The findings show a 40% performance boost for consultants using the chatbot for the creative product project, compared to the control group that did not use ChatGPT, but a 23% decline in performance when used for business problem-solving.
The chatbot likely performed better with the creative project because it’s easier for large language models (LLMs) to develop innovative, novel, or valuable ideas due to the large swath of data they’re trained on. Meanwhile, the chatbot decreased business problem-solving performance because LLMs are more prone to error when analyzing quantitative and qualitative data to solve complex problems.
The researchers found that ChatGPT enhanced the performance of nearly all (90%) consultants who used it for the creative product assignment. But that boost was more prominent among low-performing employees, who saw a 43% performance increase when using the chatbot versus a 17% increase for top-performing employees.
There was also a 41% decline in the diversity of thought when using generative AI for the creative product assignment because ChatGPT churned out similar responses to prompts.
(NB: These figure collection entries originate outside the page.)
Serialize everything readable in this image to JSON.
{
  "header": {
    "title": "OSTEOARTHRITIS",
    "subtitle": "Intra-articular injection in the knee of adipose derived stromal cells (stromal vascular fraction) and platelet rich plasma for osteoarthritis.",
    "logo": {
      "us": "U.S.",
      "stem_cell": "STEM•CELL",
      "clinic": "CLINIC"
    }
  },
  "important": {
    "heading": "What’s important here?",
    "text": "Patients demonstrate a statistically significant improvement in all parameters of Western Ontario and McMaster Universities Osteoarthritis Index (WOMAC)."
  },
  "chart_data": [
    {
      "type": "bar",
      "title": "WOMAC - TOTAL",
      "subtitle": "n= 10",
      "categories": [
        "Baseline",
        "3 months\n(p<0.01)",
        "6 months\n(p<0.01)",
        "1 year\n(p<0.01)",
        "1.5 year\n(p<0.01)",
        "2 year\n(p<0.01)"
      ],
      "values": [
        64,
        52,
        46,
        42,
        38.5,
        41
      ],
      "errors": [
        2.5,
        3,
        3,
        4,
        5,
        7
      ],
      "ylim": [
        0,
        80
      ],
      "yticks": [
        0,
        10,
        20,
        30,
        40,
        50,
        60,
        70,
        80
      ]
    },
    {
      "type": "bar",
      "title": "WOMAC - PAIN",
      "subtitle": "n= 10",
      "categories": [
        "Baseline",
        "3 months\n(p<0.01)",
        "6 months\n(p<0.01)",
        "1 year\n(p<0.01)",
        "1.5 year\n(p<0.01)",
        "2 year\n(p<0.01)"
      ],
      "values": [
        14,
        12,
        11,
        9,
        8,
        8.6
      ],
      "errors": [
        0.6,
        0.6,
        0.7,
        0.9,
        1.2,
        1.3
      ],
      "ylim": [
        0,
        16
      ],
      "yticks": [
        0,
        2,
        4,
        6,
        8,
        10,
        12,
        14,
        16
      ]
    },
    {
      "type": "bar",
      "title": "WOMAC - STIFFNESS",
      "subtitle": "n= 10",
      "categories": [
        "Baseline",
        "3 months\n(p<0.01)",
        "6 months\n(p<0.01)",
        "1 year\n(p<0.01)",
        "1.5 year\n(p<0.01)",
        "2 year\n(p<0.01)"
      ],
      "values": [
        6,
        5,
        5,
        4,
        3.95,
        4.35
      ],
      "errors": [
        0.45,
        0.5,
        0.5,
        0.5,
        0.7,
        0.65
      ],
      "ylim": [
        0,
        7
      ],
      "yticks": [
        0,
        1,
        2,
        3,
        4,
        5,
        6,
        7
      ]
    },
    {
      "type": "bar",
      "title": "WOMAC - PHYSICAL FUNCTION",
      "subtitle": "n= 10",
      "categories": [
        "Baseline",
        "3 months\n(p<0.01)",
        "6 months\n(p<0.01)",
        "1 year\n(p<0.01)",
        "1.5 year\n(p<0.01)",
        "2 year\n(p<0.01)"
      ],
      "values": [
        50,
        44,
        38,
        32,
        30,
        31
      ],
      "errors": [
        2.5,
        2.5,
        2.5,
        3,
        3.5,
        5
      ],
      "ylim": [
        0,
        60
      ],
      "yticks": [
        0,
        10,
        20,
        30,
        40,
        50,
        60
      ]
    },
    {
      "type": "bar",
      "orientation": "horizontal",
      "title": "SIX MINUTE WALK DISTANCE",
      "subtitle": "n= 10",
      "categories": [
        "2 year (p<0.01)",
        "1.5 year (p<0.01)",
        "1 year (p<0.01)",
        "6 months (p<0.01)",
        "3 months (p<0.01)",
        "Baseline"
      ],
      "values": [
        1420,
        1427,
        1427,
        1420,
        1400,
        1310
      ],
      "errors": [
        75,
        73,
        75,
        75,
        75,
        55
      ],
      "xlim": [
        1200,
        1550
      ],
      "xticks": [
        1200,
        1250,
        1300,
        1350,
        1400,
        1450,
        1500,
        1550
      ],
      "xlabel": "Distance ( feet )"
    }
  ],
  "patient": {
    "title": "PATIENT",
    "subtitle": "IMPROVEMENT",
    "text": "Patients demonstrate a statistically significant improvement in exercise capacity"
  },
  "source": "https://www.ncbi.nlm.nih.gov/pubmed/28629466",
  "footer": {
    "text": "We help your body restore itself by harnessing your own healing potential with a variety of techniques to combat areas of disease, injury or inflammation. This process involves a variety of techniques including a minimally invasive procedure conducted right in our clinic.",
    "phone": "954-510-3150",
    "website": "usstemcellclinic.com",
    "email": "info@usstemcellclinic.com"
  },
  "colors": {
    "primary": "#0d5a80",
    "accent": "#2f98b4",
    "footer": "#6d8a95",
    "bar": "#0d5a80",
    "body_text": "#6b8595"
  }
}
For HR leaders, the findings underscore the need for strategic workforce planning, namely, the human capabilities a company will need and how AI can best drive that performance.
“We're just scratching the surface of this revolution. And this is why it's fascinating to be a CHRO at the moment because you will be in a position to really lead on [human-AI interactions],” says Francois Candelon, global director of BCG’s Henderson Institute. “To experiment, to understand how it works, who I should hire, what capabilities I need over time, and so on. So it's a lot of work for CHROs.”